Il y a, chez mademoiselle Nothomb, une propension toute naturelle à l'écriture. Je ne sais pas, du reste, quand elle trouve le temps de tout faire : satisfaire à ses obligations de vedette de la littérature française (salons, émissions de télé et radio, nombreuses et variées interviews, que sais-je d'autre?), voyager dans le monde entier (Amélie est traduite dans bon nombre de pays qu'il faut régulièrement visiter au risque de ne jamais vendre un seul exemplaire de votre prose) et accessoirement, écrire. Car la romancière est un iceberg. La vingtaine de ses publications (le rythme d'un vrai métronome, un par an depuis 1992) n'en cache pas moins quatre fois plus de manuscrits qu'elle doit entasser dans un bureau qui apparait comme la caverne d'Ali Baba au moindre de ses lecteurs admiratifs. Mais cela ne s'arrête pas là. A croire qu'Amélie n'a pas de vie de famille, ne fait pas de tourisme, ne va jamais au concert, n'assiste à aucun spectacle, ne parcourt nullement les galeries de peintures. Si, évidemment. A-t-elle une botte secrète pour rallonger les journées? En effet, l'écrivaine belge aime plus que tout correspondre. Elle avoue même entretenir quelque deux mille relations épistolaires. Faites l'expérience vous-même : envoyez une lettre à son éditeur (faites court, s'il vous plait, Amélie déteste les missives se répandant sur plusieurs pages, baveuses de détails inintéressants et, surtout, écrivez recto-verso : Nothomb est une adepte de l'opisthographie) et il est fort probable que quelques mois après (elle met un point d'honneur à ne pas répondre illico) vous receviez une réponse personnalisée, pas une de ces
lettres types qui respirent le mépris et l'indifférence.

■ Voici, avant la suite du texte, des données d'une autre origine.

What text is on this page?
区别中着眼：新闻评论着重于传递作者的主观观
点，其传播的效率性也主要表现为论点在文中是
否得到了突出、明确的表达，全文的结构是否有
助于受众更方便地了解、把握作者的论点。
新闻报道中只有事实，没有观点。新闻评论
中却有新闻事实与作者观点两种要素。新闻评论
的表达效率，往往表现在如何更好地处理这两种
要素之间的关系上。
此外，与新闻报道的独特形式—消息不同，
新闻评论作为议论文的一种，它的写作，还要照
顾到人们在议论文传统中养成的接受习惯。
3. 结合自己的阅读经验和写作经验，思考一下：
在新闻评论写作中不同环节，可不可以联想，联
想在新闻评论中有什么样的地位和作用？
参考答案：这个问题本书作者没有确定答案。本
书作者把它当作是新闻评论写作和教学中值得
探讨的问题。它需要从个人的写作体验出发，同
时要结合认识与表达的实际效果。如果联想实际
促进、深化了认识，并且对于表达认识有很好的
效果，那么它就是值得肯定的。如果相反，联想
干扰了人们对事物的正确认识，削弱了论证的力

Elle avait déjà évoqué sa rencontre avec une de ses lectrices dans
Pétronille; cette fois, il s'agit de la correspondance avec un soldat américain basé en Irak (le roman est paru en 2010) et souffrant… d'obésité.
Et là, on est au coeur du thème récurent dans la production Northombienne : la difformité des corps. On ne peut s'empêcher de songer au héros de «
Péplum » (1996) que
Eric Emmanuel Schmitt avait un brin singé dans « lorsque j'étais une oeuvre d'art » six ans plus tard ou encore les personnages tordus campés dans «
les catilinaires« . Seulement, dans le cas qui nous occupe, le héros épistolaire ne revendique son obésité que pour dénoncer la guerre en Irak. Il en souffre. Porte sa graisse comme un étendard lui permettant d'investir une galerie d'art.
Autant
Amélie Nothomb a le chic pour dénicher les patronymes les plus loufoques, ce n'est pas le cas ici : Melvin Mapple est tout ce qu'il y a de plus banal. En revanche, sa description ne laisse aucun doute. C'est une aberration, à tel point qu'il s'imagine avoir fondé une famille : ses 55 kilos d'avant son incorporation plus les 50 kilos d'une compagne qu'il baptise Schéhérazade (on est au pays des 1001 nuits tout de même!) et leur rejeton. Et encore, le compte n'y est pas, puisque à la fin du livre, Melvin affiche deux quintaux.
On connait l'intérêt sinon la passion de Nothomb pour la nourriture (
métaphysique des tubes,
biographie de la faim). Alliée aux réflexions portées sur l'écriture de
lettres à ses admirateurs, correspondants parfois à la limite de l'incorrection, ce corpuscule (tout comme les missives, Amélie n'apprécie que les romans éclairs et cite volontiers
Madame de Sévigné « excusez-moi, je n'ai pas le temps de faire court ») se déguste comme une crème glacée. Reste que depuis pas mal d'années, l'écrivain belge ne sait plus comment clôturer ses romans. La fin est une fois de plus tirée par les cheveux. On lui pardonne. D'autant qu'il reste tout de même quelques exemples de la prose la plus délectable du monde.
« Il n'avait plus de cou, car l'isthme censé relier la tête au tronc ne présentait pas le caractère d'étroitesse relative qui permet d'identifier ce segment ». Chapeau!